Tak butuh waktu lama bagi sang asisten, untuk melacak keberadaan gadis misterius itu.
"Seorang gadis pembunuh bayaran."
Vector menyunggingkan sebelah bibirnya.
"Menarik." gumamnya penuh arti. "Awasi gerak-geriknya! Aku tidak ingin dia lolos dari pantauanmu!" perintahnya.
Albert ikut menyunggingkan senyum evilnya, bukan perkara berat jika hanya mengawasi sosok gadis nakal seperti Catalina Juliette.
"Siapa orang yang menyuruh gadis itu untuk melenyapkan ku?!" tanya Vector dengan nada dinginnya.
"Chen-Company!" sahut Albert, dengan nada datarnya. Asisten dengan atasan tak kalah berbeda, sama-sama mengerikan.
"Ck, berani bermain dengan Vector Jade rupanya! Kau tau apa yang harus kau lakukan, Al?!" decaknya.
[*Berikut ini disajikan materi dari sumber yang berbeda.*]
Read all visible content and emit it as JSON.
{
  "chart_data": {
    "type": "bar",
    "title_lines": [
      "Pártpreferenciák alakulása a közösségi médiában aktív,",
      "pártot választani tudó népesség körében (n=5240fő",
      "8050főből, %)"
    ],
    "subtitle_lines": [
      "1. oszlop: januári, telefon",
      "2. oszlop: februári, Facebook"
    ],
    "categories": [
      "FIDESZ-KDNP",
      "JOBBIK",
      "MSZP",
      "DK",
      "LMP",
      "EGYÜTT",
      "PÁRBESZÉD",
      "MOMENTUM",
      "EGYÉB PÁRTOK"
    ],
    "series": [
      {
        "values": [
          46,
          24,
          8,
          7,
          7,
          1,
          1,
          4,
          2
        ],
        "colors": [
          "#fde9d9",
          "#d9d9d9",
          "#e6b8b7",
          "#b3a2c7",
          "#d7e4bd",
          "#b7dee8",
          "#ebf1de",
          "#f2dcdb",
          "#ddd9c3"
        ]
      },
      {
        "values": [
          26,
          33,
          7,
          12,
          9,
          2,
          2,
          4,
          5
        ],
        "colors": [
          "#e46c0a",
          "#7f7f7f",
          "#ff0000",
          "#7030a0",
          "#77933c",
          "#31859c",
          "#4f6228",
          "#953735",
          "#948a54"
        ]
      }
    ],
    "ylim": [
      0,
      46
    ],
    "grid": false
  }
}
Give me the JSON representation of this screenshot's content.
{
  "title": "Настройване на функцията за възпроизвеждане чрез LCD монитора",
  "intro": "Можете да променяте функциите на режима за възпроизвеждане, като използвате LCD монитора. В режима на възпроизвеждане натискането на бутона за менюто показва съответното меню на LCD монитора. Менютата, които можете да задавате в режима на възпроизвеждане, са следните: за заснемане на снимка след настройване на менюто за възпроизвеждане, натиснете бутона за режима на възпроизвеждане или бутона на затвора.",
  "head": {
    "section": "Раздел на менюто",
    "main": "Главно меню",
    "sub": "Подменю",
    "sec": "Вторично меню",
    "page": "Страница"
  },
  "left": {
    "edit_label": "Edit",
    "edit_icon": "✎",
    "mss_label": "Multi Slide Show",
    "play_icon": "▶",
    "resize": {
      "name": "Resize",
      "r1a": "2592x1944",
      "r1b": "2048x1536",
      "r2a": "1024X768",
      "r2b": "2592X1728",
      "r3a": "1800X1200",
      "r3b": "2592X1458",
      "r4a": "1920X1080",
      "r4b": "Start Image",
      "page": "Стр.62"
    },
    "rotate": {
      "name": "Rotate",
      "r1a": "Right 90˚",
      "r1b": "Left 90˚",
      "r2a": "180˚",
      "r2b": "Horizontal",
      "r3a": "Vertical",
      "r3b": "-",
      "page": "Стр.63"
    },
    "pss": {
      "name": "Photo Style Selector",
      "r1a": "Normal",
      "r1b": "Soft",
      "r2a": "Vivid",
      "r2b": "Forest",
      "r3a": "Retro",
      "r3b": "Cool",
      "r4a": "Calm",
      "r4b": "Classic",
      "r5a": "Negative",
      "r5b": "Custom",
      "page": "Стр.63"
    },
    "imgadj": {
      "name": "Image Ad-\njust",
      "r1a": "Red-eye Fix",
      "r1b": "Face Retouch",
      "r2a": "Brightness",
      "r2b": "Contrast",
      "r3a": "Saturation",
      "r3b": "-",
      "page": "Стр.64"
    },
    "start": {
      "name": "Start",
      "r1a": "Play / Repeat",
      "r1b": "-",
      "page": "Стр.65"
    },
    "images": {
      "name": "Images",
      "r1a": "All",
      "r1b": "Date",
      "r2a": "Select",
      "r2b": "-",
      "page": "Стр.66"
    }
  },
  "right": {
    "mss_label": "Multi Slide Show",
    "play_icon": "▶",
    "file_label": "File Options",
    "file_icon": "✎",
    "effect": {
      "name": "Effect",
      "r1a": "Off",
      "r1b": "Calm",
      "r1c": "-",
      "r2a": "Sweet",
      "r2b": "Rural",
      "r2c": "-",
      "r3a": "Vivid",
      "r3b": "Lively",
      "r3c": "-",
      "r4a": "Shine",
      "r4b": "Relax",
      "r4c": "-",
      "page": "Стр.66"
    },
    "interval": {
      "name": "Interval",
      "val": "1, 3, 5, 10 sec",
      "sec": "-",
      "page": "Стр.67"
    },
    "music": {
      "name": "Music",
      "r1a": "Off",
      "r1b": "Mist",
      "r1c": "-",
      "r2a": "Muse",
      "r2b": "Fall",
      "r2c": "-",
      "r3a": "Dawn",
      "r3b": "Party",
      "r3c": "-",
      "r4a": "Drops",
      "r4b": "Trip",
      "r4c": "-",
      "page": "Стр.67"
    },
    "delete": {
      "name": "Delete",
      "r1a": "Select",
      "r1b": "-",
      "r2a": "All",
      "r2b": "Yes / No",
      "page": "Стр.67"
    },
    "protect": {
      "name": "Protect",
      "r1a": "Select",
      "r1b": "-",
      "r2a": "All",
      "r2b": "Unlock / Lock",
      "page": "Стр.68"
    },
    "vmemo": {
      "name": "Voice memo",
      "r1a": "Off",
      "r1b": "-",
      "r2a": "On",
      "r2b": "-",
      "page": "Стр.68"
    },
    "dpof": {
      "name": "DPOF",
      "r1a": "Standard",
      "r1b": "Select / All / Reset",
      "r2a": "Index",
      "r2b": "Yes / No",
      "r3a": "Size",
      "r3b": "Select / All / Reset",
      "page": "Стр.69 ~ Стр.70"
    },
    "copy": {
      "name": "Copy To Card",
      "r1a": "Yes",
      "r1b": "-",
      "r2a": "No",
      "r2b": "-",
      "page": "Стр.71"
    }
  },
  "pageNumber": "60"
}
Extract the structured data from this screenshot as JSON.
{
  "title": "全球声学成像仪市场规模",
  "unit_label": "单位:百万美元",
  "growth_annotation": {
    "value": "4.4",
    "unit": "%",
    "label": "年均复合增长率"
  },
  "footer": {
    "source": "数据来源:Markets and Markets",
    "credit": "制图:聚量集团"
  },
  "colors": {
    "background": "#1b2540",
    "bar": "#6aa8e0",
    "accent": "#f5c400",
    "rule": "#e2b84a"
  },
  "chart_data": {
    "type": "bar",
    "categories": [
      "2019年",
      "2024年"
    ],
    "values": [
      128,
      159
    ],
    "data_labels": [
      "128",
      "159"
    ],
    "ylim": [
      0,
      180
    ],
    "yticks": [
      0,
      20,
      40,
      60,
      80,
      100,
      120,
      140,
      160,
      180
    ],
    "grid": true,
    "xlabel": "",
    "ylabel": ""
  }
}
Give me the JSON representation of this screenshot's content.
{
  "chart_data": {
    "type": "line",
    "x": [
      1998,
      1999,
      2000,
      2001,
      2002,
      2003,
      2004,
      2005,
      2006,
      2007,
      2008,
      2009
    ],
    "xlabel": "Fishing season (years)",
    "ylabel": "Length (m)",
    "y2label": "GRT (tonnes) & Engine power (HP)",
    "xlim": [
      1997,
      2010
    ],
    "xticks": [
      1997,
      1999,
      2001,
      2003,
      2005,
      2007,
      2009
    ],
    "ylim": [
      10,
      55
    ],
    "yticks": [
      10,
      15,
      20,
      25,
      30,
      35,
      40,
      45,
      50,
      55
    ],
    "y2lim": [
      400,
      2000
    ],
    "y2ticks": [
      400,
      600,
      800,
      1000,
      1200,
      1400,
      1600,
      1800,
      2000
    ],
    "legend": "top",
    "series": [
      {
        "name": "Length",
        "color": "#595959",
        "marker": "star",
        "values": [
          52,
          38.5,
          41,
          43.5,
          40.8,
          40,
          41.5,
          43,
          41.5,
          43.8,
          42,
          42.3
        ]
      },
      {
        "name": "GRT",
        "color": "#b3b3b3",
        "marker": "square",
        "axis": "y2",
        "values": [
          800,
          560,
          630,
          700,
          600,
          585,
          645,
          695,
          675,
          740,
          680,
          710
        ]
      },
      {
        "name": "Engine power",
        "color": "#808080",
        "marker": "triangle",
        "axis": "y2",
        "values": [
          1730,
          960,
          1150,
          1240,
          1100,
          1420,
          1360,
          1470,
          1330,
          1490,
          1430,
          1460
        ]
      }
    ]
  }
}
"Sesuai dengan keinginan Anda, Tuan!"
Albert bergegas pergi, menjentikkan ibu jari dan jari telunjuknya, mengkode beberapa anak buah, untuk mengikuti pergerakannya.
Vector tersenyum sinis, menatap puluhan layar monitor yang tersusun rapi di hadapannya. Menampilkan sebuah gambar pergerakan dari berbagai kalangan manusia di setiap sudut wilayah kekuasaannya.
"Chen Hwaji ... tunggu kedatangan malaikat maut mu!" desisnya.
***
BRAKK!!!
Suara gebrakan pintu di kantor utama perusahaan Chen-Company. Lebih tepatnya di ruang utama sang CEO-Cahen Hwaji.
"Si-siapa kalian?! PENGAWAL!!!" teriaknya, dengan mimik wajah ketakutan. Menatap kelompok pemuda berpakaian jas serba hitam dengan corak tato elang di lengan semua anggota. Melambangkan bahwa mereka adalah kelompok dunia bawah dalam kepemimpinan seorang Vector Jade.
"Panggil lah! Panggil semua pengawalmu!" kekeh sosok pemimpin kelompok tersebut-Albert.
"PENGAWAL!!! SIAL!!" umpat pria paruh baya berbadan bongsor itu, merasa frustasi karena anak buahnya tak ada kunjung menampakkan diri.
"Ch, sekeras apapun dirimu berteriak, semua hanya akan sia-sia. Karena seisi kantor ini sudah musnah oleh peluru revolver anak buahku!" jelasnya.
Pria-Chen hanya bisa membelalak dengan bibir bergetar. "Ti-tidak ... ini tidak mungkin!" gugubnya.
"Sudah siap menemui malaikat maut mu? hm?" bisik Albert, di samping telinga pria tersebut. Jangan lupakan, ujung revolver dingin berwarna perak yang kini sudah menempel di pelipis Pria-Chen.
GLEG!!
Chen menelan ludahnya berat, jantungnya sudah berdegup kencang. Ia tak bisa melakukan apa-apa lagi, selain pasrah. Hanya batin dalam hati yang hanya bisa berucap. Maafkan aku, anak dan istriku ... selamat tinggal. batinnya berteriak.
Dan.
DORR ... DORR ...
Dua besi panas menembus pelipis pria tersebut. Hingga membuatnya diam tak bergeming, dengan mata terbuka.
"Fiuffhh ...," Albert meniup ujung revolver nya, yang terlihat mengeluarkan sedikit kepulan asap. "Sudah selesai, bereskan mereka!" perintahnya, sambil melenggang pergi meninggalkan ruangan berbau anyir tersebut.
Albert tersenyum pongah, mendial nomor sang atasan.
"Semua beres! Sesuai keinginanmu." ucapnya penuh kemenangan. Selanjutnya, memasukkan kembali benda pipih yang tadi tertempel di telinga kanannya. Kedalam saku celananya. Jangan lupakan, seringaian tajam yang sedari tadi menghiasi bibir sexynya.